People have a desire to use the 'big' tools instead of trying to solve the real problem.

People both underestimate the power of their desktop machine and the 'old' tools and overestimate the size of their task.

sotojuan 9 years ago

Occasionally designers seem to seek credit merely for possessing a new technology, rather than using it to make better designs. Computers and their affiliated apparatus can do powerful things graphically, in part by turning out the hundreds of plots necessary for good data analysis. But at least a few computer graphics only evoke the response "Isn’t it remarkable that the computer can be programmed to draw like that?" instead of "My, what interesting data".
- Edward Tufte
Applies to more than just design.
mrweasel 9 years ago

>People have a desire to use the 'big' tools
Not only that, people seems to love claiming that they're "big data", perhaps because it makes them sound impressive and bigger than they are.
Very few of us will ever do projects that justifies using tools like Hadoop and to few us are willing to accept that our data fits in SQLite.
cheez 9 years ago
Yeah, someone was telling me they need big data for a million rows. I laughed and said SQLite handles that...
- matt_wulfeck 9 years ago
  
  I would not want to be the one on-call for a million row SQLite database!
  
  11 replies →
cloudjacker 9 years ago

I love it when clients think they need a server workstation
Specs be damned!
I need to start selling boxes

carlesfe 9 years ago

Last paragraph of the article: "Hopefully this has illustrated some points about using and abusing tools like Hadoop for data processing tasks that can better be accomplished on a single machine with simple shell commands and tools"

That was exactly his point.

cle 9 years ago

Not necessarily true. Depending on your use cases, it often still makes sense to use Hadoop. A really common scenario is that you'll implement your 3.5 GB job on one box, then you'll need to schedule it to run hourly. Then you'll need to schedule 3 or 4 to run hourly. Then your boss will want you to join it with some other dataset, and run that too with the other jobs.
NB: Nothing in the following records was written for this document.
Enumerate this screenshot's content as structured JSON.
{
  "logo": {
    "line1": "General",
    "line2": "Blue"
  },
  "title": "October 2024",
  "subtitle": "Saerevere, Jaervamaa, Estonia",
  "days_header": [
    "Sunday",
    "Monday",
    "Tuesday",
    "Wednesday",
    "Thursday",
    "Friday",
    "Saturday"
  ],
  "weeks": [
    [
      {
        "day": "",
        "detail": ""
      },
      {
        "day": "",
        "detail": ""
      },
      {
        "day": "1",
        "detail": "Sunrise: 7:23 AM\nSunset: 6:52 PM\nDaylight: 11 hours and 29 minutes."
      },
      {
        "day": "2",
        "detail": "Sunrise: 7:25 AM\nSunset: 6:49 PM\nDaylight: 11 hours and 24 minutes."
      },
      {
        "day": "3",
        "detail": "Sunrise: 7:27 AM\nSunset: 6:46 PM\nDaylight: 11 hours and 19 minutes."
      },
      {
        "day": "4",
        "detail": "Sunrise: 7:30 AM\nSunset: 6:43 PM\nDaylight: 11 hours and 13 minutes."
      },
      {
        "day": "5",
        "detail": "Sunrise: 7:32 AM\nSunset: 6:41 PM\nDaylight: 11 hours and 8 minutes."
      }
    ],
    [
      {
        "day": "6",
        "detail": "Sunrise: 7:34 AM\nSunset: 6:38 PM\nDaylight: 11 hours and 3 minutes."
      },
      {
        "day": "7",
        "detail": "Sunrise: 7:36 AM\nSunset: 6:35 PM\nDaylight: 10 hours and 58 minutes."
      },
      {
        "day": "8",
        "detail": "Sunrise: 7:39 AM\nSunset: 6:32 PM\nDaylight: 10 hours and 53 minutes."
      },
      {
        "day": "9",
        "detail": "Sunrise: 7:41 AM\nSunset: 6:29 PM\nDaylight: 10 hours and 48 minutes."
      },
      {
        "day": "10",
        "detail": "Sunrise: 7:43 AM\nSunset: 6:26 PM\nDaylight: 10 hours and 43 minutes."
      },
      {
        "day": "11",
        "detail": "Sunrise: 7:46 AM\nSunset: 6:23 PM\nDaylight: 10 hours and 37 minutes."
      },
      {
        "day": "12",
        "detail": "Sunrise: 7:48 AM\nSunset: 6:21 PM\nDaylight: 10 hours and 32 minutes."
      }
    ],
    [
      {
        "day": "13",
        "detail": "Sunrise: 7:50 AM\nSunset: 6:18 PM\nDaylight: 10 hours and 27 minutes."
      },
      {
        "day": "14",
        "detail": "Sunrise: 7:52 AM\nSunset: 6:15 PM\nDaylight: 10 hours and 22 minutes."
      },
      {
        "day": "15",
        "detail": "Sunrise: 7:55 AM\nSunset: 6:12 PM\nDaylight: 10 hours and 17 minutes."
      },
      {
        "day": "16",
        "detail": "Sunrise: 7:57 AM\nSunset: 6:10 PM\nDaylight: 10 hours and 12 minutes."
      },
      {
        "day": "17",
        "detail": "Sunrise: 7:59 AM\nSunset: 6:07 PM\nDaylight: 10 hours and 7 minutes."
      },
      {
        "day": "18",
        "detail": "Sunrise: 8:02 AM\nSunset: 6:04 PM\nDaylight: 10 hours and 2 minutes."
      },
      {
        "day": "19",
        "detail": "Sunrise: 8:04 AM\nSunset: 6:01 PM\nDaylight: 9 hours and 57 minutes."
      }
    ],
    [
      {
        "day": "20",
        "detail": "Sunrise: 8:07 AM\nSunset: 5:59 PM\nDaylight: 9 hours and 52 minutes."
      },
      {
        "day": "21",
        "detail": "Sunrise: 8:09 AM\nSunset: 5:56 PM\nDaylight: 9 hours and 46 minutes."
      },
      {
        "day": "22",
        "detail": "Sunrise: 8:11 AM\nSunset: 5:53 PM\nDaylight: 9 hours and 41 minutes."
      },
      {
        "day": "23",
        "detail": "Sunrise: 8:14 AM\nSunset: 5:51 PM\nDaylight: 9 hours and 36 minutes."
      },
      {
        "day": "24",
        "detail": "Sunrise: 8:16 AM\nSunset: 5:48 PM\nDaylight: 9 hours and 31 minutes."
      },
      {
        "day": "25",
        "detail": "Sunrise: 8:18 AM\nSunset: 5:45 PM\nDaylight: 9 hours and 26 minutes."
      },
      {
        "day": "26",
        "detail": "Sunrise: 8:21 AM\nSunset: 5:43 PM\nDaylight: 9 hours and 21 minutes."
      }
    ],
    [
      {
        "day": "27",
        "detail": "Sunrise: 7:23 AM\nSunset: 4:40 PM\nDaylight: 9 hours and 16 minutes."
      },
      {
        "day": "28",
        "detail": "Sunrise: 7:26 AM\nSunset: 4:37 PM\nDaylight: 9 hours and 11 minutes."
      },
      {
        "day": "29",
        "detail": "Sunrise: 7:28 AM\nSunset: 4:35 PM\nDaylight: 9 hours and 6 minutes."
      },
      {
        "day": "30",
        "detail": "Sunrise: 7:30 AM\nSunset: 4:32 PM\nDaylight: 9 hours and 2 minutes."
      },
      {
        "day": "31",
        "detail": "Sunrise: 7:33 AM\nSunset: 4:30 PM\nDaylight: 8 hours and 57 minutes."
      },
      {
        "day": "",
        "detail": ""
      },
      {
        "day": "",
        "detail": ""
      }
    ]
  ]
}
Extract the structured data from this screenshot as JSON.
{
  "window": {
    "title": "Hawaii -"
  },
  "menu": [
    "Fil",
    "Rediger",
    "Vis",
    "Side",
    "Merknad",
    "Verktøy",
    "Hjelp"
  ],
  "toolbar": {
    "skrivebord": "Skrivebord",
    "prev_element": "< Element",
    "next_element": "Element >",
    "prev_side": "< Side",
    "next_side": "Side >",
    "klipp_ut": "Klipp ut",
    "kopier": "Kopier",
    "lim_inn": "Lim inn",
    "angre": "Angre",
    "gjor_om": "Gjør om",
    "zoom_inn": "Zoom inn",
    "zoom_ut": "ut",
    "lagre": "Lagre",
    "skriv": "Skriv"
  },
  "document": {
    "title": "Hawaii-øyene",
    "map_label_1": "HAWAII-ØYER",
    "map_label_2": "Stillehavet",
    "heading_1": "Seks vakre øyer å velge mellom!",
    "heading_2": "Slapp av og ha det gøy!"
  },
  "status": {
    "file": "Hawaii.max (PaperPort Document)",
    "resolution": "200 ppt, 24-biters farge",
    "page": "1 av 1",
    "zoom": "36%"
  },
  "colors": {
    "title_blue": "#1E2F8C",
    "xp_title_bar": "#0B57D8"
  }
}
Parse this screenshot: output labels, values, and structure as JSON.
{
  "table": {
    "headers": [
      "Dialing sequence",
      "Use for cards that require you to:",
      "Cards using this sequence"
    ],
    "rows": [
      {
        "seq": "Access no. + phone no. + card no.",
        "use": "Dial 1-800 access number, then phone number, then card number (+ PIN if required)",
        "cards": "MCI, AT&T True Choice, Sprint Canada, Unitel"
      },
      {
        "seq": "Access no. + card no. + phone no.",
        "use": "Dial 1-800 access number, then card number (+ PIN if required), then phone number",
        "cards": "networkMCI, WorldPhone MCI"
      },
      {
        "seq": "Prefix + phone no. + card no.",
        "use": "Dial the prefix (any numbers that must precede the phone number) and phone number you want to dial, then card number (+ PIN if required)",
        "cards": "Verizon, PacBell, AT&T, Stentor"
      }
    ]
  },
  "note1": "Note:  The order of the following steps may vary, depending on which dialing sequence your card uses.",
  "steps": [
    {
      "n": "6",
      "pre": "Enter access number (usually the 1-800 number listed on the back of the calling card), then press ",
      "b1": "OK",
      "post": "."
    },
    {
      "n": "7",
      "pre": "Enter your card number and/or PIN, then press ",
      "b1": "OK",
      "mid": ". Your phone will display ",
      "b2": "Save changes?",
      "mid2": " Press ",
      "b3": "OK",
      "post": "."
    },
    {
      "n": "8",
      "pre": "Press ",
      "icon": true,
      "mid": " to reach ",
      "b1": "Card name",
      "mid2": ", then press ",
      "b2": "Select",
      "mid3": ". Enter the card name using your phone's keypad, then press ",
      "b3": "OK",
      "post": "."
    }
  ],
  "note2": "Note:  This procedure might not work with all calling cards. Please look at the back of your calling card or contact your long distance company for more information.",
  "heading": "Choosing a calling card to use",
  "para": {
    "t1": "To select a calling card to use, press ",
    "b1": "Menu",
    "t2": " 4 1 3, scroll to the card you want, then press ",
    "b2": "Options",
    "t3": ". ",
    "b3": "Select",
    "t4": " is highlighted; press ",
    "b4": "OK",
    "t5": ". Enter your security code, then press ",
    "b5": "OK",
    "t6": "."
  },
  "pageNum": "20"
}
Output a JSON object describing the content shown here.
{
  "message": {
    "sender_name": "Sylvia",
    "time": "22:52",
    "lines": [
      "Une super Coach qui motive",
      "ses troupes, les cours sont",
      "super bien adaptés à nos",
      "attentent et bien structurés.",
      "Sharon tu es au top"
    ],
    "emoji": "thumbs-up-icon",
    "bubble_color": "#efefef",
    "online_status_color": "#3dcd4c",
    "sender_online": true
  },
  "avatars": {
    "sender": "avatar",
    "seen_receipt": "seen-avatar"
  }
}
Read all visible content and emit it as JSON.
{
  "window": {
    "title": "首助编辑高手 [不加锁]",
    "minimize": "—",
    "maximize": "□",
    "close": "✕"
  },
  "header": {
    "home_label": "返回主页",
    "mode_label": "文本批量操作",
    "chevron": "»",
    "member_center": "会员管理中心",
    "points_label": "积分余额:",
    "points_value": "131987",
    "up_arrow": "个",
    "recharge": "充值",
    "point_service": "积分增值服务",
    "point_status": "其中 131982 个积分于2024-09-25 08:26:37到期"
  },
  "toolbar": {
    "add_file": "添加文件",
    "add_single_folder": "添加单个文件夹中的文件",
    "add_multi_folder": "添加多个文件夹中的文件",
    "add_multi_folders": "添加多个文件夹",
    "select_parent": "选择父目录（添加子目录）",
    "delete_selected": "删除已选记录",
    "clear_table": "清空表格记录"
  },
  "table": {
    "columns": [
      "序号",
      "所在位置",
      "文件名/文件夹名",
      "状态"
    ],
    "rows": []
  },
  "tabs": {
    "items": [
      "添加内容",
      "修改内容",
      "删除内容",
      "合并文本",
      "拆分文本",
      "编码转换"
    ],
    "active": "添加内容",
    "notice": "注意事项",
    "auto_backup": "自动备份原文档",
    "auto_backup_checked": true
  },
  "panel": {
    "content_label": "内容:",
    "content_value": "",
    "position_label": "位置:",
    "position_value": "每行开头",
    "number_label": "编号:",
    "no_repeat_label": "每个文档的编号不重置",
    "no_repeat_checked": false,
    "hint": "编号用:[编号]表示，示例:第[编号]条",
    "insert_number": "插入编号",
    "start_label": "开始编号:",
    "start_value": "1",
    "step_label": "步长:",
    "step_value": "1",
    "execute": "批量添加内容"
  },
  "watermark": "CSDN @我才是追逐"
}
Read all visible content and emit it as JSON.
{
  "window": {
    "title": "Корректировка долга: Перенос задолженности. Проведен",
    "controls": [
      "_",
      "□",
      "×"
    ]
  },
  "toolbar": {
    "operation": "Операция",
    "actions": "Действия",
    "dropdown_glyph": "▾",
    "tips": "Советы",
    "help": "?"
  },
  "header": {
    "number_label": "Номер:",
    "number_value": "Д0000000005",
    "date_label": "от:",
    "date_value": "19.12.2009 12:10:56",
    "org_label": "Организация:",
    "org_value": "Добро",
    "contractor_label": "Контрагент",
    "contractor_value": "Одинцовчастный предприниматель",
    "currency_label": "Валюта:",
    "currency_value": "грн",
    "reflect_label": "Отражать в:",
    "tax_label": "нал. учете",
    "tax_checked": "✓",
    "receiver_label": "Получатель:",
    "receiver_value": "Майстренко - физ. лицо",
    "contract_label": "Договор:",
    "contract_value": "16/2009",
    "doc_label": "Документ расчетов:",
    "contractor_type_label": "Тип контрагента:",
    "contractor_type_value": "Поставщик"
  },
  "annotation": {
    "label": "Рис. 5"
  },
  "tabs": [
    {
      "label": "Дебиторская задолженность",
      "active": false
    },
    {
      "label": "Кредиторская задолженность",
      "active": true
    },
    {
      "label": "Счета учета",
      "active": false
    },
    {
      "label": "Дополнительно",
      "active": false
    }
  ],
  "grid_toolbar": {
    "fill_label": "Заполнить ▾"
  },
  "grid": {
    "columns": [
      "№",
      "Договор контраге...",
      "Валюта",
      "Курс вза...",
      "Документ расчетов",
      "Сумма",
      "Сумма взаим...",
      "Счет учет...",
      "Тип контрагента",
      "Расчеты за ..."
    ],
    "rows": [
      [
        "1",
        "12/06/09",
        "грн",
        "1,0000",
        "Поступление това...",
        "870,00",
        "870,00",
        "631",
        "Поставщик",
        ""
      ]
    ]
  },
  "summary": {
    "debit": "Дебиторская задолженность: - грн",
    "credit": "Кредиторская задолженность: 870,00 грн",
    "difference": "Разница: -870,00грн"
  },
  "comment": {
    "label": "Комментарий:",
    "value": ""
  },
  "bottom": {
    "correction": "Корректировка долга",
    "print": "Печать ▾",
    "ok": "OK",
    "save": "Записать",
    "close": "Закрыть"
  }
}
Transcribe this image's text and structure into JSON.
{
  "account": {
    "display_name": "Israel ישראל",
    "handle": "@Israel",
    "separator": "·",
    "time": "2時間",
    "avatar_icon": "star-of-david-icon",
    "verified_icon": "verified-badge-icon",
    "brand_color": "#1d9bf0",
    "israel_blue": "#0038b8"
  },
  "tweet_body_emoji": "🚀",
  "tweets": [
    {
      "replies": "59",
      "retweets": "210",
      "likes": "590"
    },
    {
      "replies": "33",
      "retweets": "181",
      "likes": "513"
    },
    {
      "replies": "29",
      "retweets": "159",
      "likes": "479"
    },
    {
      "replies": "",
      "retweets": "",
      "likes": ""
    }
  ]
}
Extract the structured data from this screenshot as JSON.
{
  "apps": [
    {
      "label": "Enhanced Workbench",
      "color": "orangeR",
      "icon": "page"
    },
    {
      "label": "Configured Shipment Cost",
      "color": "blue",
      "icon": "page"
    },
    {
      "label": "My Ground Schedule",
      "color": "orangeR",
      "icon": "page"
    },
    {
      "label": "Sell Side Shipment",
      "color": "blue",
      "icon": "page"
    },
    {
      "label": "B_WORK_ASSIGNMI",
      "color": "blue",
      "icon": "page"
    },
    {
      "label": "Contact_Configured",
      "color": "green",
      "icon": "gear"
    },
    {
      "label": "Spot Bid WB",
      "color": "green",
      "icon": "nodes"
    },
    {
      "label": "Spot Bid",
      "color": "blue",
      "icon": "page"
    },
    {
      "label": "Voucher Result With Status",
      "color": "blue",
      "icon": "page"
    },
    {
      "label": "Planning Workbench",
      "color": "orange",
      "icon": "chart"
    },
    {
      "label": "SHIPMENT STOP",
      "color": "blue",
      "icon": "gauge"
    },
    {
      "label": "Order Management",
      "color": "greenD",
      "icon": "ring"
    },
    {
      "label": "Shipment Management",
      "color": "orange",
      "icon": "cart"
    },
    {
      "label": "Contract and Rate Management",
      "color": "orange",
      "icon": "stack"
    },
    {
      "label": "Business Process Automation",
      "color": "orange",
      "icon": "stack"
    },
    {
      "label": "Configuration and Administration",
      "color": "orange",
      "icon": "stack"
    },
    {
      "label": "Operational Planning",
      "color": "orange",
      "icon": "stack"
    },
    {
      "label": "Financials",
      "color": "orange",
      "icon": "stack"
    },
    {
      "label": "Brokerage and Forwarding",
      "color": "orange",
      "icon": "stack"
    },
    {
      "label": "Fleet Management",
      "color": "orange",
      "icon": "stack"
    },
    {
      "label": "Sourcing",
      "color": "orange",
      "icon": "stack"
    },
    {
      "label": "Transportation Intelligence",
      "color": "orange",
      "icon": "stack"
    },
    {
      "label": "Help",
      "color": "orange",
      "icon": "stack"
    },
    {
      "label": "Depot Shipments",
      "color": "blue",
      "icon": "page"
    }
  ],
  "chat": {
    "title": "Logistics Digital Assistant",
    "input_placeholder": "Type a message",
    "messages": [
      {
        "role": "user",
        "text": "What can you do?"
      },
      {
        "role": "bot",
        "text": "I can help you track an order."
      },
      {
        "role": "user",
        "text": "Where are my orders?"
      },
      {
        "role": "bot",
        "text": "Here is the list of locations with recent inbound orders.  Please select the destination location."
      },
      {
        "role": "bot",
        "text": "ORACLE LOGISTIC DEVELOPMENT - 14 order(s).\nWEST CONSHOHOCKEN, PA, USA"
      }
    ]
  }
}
You'll eventually implement retries, timeouts, caching, partitioning, replication, resource management, etc.

You'll end up with a half assed, homegrown Hadoop implementation, wishing you had just used Hadoop from the beginning.

taf2 9 years ago

1TB will fit in memory too: https://aws.amazon.com/blogs/aws/ec2-instance-update-x1-sap-...

coredog64 9 years ago

I'd rather pay for 7 c4.large* instances ($.70/hour for all of them) compared to an x1 ($13.38/hour).
*The original article is from 2014 and references c1.medium which are no longer available. c4.large is the closest you can get without dipping down into the t2 class.